From the SecurityFocus vulnerability db:
IIS since 5.0 - 56 entries
Apache since 1.3.17 - 7 entries
Your argument is flawed at best, outright FUD at worst.
LEXX
"Gold still represents the ultimate form of payment in the world." - Alan Greenspan, 1999
"I guess it's a matter of how hard you make it," Allchin replied. "We have to work on our reputation for security in the marketplace." from Jim Allchin, who oversees the Windows operating system.
This perfectly demonstrates the M$ sekurity mindset - they approach security problems as a PR problem NOT an actual usage or safety issue. What he SHOULD be saying is, "As the dominant OS in the consumer space we need to work to make our OS the most secure for our users because they are the biggest target and the least aware of the threat."Instead he's blathering about their "reputation" instead of actual security.
Bottomline is that M$ doesn't care about security - they only care about there reputation for security. Hence to them obscurity IS security to them and it becomes policy and is encouraged.
=tkk
Bill Gates - Creationist?!?
And Microsoft still crashes a lot.
You are running some program and do something interesting, like accidently pasting a text document onto a URL and something crashes. Ah. Try it again. OK, if it is over 4800 or so bytes it crashes, bring up the debugger. Ah, at 4894 is the stack where the IP...
Here is the specific difference between closed and open models.
If I find it on Microsoft, about the only thing I can do is write a sploit for the skript kiddiez. Of course I can contact Microsoft, but they won't respond for the shorter of 4 months, or when the skript kiddiez get going. Even then it usually takes two weeks for a hotfix that breaks half the software on the server, and then another two weeks for a fix for the fix that I can apply. [Don't worry, I haven't run anything from Microsoft for several months and hope to stay Microsoft Free as much as possible].
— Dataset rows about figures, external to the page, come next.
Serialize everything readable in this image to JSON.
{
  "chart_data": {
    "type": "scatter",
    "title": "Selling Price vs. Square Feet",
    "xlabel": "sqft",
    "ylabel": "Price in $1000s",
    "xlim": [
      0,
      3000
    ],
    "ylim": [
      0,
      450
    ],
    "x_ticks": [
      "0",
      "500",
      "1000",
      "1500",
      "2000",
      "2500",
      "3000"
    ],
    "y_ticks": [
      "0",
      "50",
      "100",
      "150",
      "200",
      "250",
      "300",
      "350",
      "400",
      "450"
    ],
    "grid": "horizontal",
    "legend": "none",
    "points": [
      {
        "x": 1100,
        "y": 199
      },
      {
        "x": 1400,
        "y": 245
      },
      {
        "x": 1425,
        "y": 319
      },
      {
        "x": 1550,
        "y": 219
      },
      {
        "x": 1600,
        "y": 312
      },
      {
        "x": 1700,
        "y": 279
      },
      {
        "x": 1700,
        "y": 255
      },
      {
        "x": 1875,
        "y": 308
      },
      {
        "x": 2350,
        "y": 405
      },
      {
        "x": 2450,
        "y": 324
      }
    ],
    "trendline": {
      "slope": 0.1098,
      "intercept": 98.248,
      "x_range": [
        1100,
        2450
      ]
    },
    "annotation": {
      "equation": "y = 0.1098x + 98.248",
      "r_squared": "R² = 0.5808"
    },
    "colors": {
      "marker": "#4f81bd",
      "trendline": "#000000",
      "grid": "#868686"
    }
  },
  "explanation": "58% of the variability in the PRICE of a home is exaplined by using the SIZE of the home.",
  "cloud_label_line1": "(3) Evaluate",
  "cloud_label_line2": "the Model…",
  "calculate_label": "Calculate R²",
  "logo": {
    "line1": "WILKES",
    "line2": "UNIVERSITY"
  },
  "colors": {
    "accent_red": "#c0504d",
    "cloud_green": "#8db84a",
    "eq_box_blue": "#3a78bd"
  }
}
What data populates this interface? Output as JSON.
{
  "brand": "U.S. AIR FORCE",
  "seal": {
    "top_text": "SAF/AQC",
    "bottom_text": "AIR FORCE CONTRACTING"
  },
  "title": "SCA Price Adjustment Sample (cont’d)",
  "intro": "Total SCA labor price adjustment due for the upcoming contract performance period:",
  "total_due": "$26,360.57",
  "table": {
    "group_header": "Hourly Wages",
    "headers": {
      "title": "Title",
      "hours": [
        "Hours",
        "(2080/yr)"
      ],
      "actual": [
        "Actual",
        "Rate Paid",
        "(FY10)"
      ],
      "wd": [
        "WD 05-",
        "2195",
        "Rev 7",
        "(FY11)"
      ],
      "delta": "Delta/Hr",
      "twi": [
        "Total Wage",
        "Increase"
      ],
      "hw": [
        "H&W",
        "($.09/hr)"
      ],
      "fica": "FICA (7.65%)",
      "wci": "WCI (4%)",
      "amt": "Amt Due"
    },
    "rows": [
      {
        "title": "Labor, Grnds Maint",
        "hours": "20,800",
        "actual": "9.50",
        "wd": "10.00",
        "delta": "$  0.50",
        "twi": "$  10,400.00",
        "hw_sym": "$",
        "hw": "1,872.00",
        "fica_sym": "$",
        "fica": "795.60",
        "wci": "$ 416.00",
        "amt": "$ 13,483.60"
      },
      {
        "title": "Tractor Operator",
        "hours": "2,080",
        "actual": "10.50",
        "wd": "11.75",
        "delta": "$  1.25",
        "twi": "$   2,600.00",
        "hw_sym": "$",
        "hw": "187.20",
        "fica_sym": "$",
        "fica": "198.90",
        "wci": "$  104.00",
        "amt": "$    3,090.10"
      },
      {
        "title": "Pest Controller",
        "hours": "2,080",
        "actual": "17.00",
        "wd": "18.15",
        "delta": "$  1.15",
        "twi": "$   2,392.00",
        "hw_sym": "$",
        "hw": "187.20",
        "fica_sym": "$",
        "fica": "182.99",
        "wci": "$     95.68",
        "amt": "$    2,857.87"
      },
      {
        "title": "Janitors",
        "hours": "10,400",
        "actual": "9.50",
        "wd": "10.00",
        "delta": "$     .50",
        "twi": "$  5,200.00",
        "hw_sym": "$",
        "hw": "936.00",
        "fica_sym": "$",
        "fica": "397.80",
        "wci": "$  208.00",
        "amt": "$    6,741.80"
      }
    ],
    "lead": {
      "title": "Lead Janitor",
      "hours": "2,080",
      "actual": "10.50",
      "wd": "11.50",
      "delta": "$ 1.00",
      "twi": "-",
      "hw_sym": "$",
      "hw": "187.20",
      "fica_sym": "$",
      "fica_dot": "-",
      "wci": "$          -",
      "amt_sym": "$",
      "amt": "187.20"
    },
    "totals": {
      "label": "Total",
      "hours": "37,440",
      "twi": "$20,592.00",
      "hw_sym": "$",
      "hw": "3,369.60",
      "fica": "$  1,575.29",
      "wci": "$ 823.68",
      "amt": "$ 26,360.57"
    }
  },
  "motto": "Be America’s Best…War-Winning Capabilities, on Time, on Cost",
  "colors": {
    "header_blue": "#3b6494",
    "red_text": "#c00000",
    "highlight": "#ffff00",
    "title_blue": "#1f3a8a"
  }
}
If I find it on GNU/BSD/Linux, I pull up the source, add a test or whatever I deem appropriate and send a patch with a description of the problem and fix to the maintainer along with a little chiding about how embarrassing it should be to have such a hole. And the minor version is incremented the next day, so everyone doing apt-get regularly won't be affected, and in a few days every distribution will have it added to the security update section.
Even if I had the source to Micros... I probably wouldn't have enough to recompile or fix things. I could find the line of code causing the problem, but anyone who can write a sploit can read disassembly.
Microsoft's integration makes the problem worse since any problem with what should be middleware runs in the OS. A Netscape flaw on Linux wouldn't get you root (at least not directly - you would have to find a suid flawed program). But any problem with Outlook and/or IE gives you more than enough to cause problems.
Again, and to summarize, any software defect has a good potential to be exploited, without the source, so simply running something until it crashes (at least on MS) is a much more productive way to mine for exploitable security holes than reading through the source. The integration within MS software (the browser is part of the OS) makes the OS vulnerable because it includes the middleware, making it much larger and more complex (a flaw in IE thus *IS* a flaw in the OS), and as such cannot be sand-boxed easily.